Em 2003, para garantir a libertação de Pierre Falcone, que se encontrava detido em França no âmbito do escândalo Angolagate, o presidente nomeou-o ministro conselheiro da embaixada de Angola junto da UNESCO. Protegido pela imunidade diplomática criada pelo Estado angolano, Falcone foi libertado e instalou-se em Angola. O escândalo Angolagate comportava suspeitas de tráfico de armas, branqueamento de capitais, corrupção de dirigentes franceses e angolanos e evasão fiscal. Para não ser apanhado pelo processo nas teias da justiça francesa, Gaydamak rapidamente se refugiou em Israel, conseguindo assim evitar a sua detenção sob o mesmo processo. O petróleo angolano abafou o caso.

Gaydamak declarou que a segurança da Ascorp para o combate ao garimpo ilegal estava sob tutela de Ehud Laniado. A Gaydamak cabia o controlo e a operacionalidade dos ex-comandantes e oficiais do exército israelita e ex-directores e operativos da Mossad, que prestavam assistência ao governo para a eliminação da guerrilha.

Como Ehud Laniado não apresentava resultados satisfatórios, quer para o governo quer para os seus sócios, as autoridades angolanas decidiram terminar o referido contrato.

Tal como disse Gaydamak ,“o seu filho [Guy] operava em Angola e tinha boas relações com Isabel dos Santos, e eu sei que ele [o filho] convenceu a Isabel, a filha do presidente, que a segurança deveria permanecer sob controlo da empresa belga [do  seu pai Ehud]”. Um antigo funcionário dos Laniado afirma, ao Maka Angola, que Guy é sobrinho de Ehud.

Quando o juiz inglês perguntou a Gaydamak qual era o envolvimento do presidente José Eduardo dos Santos na gestão da Ascorp e com os seus gerentes, a sua resposta foi directa: “O presidente, em Angola, controla tudo.” A seguir, Gaydamak esclareceu que tudo o que tinha a ver com recursos naturais, sobretudo petróleo e diamantes, estava sob controlo do presidente.

Os Laniado e a família presidencial

Antes da criação formal da Ascorp, entre 1998 e 1999, Gaydamak estabeleceu negociações com Ehud Laniado, para a compra de diamantes em posse de Isabel dos Santos.

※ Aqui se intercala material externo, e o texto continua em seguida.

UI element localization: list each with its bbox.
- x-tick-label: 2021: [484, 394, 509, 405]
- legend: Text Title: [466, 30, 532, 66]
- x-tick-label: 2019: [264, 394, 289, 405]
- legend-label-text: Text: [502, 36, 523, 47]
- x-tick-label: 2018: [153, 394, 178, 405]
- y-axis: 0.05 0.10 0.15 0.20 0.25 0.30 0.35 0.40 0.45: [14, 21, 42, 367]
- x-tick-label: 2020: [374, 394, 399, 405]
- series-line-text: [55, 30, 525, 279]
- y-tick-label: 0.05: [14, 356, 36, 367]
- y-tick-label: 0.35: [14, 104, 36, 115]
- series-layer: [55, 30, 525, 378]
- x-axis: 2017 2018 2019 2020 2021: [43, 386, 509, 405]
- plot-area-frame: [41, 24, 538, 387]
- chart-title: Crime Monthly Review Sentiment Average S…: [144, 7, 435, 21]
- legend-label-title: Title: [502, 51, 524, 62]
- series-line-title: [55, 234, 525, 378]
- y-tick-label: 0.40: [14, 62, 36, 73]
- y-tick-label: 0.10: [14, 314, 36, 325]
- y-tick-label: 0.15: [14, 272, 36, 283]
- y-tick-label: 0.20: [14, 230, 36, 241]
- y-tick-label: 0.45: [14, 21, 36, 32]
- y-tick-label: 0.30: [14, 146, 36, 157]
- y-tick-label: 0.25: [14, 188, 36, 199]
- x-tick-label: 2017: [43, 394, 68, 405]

Já com a Ascorp em funcionamento, segundo Gaydamak, “os verdadeiros lucros eram obtidos através da Welox [de Laniado e Leviev], a quem a Ascorp vendia os diamantes comprados aos produtores, por Lev Leviev e o Laniado Group”. Os lucros e diamantes da Welox eram divididos a meias entre o grupo controlado por Ehud Laniado (que, por sua vez, dividia os seus lucros com Sylvain Goldberg e Isabel dos Santos), e o grupo controlado por Arkady Gaydamak e Lev Leviev. Ao Estado angolano cabia a fama da sociedade.

Se, por um lado, é possível compreender que o presidente tenha atribuído nacionalidade e estatuto diplomático a Gaydamak e a Falcone, por gratidão pelo seu contributo na guerra, como se pode justificar que Angola proteja Guy Laniado? A única explicação plausível é a sociedade e a amizade de Laniado com Isabel dos Santos. Ou seja, os interesses da família presidencial sobrepõem-se aos do Estado angolano.

Estes exemplos demonstram que a atribuição da nacionalidade angolana tem sido usada como ferramenta de negócio pelo presidente e a sua filha. No entanto, as negociatas dos Laniado com Isabel dos Santos eram ilícitas e, em alguns casos, ambíguas à luz da legislação angolana.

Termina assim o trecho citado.